If you live in Spain for more than 183 days then you are a resident. Those days do not have to be sequential, so it doesn’t count if you pop back to your home country for a few days and then return. It’s how many days you spend in Spain over the course of the whole year that counts.
As a resident you should be aware that the vast majority of people are required to make a resident tax return in Spain. Although some other conditions do apply, this generally includes a pensioner receiving a pension from abroad that totals more than 12,000€ a year. It also applies to you if you are an early retiree and have an income through interest of more than 1,000€ or an income through renting of more than 1,000€ a year.
Even if you don’t come into one of these two groups, and most people do, we still recommend that you make a resident tax return in Spain if you are a resident. It provides evidence of your income and can be used to prove your fiscal residency.
What you must do
Hopefully we have now convinced you about the importance of this piece of paper. The next stage is to complete it. The final tax return date in Spain is the 30th June each year. However, most fiscal representatives start the process in April. Your declaration will cover the previous tax year. So, for example, if you make a tax declaration in Spain in June 2017 it will be for your income during the tax year January 2016 until December 2016.

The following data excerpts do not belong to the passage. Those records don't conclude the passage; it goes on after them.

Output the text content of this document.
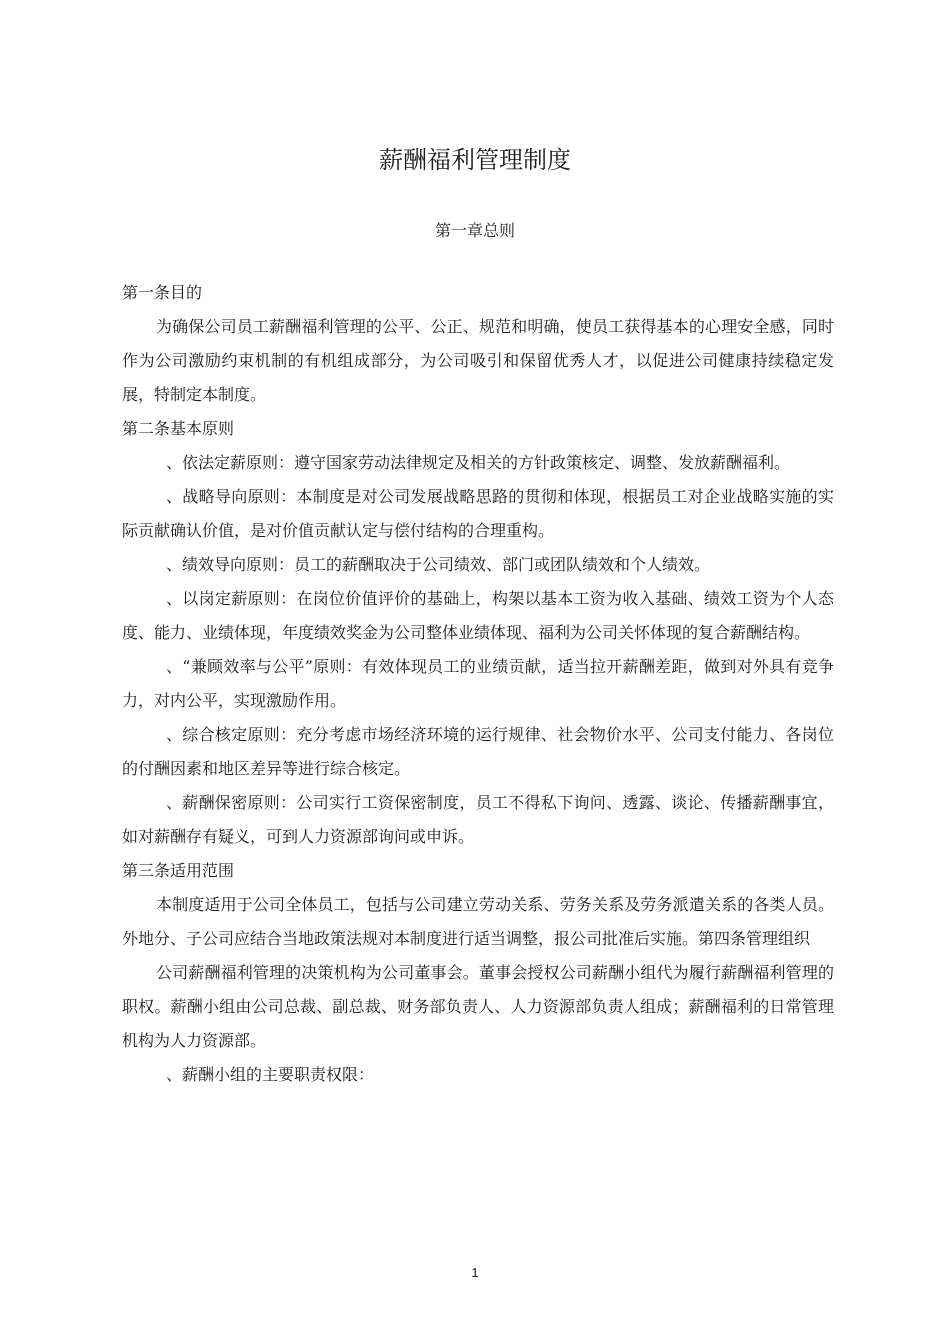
薪酬福利管理制度
第一章总则

第一条目的

为确保公司员工薪酬福利管理的公平、公正、规范和明确，使员工获得基本的心理安全感，同时作为公司激励约束机制的有机组成部分，为公司吸引和保留优秀人才，以促进公司健康持续稳定发展，特制定本制度。

第二条基本原则

、依法定薪原则：遵守国家劳动法律规定及相关的方针政策核定、调整、发放薪酬福利。

、战略导向原则：本制度是对公司发展战略思路的贯彻和体现，根据员工对企业战略实施的实际贡献确认价值，是对价值贡献认定与偿付结构的合理重构。

、绩效导向原则：员工的薪酬取决于公司绩效、部门或团队绩效和个人绩效。

、以岗定薪原则：在岗位价值评价的基础上，构架以基本工资为收入基础、绩效工资为个人态度、能力、业绩体现，年度绩效奖金为公司整体业绩体现、福利为公司关怀体现的复合薪酬结构。

、“兼顾效率与公平”原则：有效体现员工的业绩贡献，适当拉开薪酬差距，做到对外具有竞争力，对内公平，实现激励作用。

、综合核定原则：充分考虑市场经济环境的运行规律、社会物价水平、公司支付能力、各岗位的付酬因素和地区差异等进行综合核定。

、薪酬保密原则：公司实行工资保密制度，员工不得私下询问、透露、谈论、传播薪酬事宜，如对薪酬存有疑义，可到人力资源部询问或申诉。

第三条适用范围

本制度适用于公司全体员工，包括与公司建立劳动关系、劳务关系及劳务派遣关系的各类人员。外地分、子公司应结合当地政策法规对本制度进行适当调整，报公司批准后实施。第四条管理组织

公司薪酬福利管理的决策机构为公司董事会。董事会授权公司薪酬小组代为履行薪酬福利管理的职权。薪酬小组由公司总裁、副总裁、财务部负责人、人力资源部负责人组成；薪酬福利的日常管理机构为人力资源部。

、薪酬小组的主要职责权限：

1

You will need to take documents to your appointment and you should check with your tax adviser what documents you will need to avoid a wasted journey. On the form you will declare your world-wide income including rental income, income from pensions and any other investments or interest you might receive.
The appointment at Ábaco usually takes about an hour and the tax return in Spain is completed online. It is quite a straightforward process provided you have all the documentation you need.
This means that you will get to know immediately if there is anything to pay or even, if you will get a tax refund. In the case of a refund the Spanish Tax Authority must return the money within six months and usually do so well before this deadline. Refunds are paid directly into your bank account.
You should be aware that there have been cases of bogus emails being sent purporting to be from the Spanish tax office and saying that a tax refund is due. The recipient is then asked to enter certain details in order to receive their refund. The Spanish Tax Authority does not give refunds in this way and they would never ask for your credit card details.
It’s your responsibility
You have to remember that in Spain you are not spoon fed when it comes to paying your taxes. People can mistake the fact that they may not be contacted by the Tax Office with them not being bothered about their contribution. This is not the case.
What usually happens on non-payment of taxes is that at some point, for example when you come to sell your house or it is bequeathed as part of an inheritance, you realise that the Spanish Tax Authority has been taking note all long. You then have to rectify the omission, with interest, or you discover that you are not classed as ‘resident’ for fiscal purposes. Being classed as a resident is particularly important if you do not want to have 3% of your house price retained on sale.
Making a resident tax return in Spain is a simple process and you may even have a zero return to make. Residents should mark the 30th June in their diary and make sure that they are tax compliant.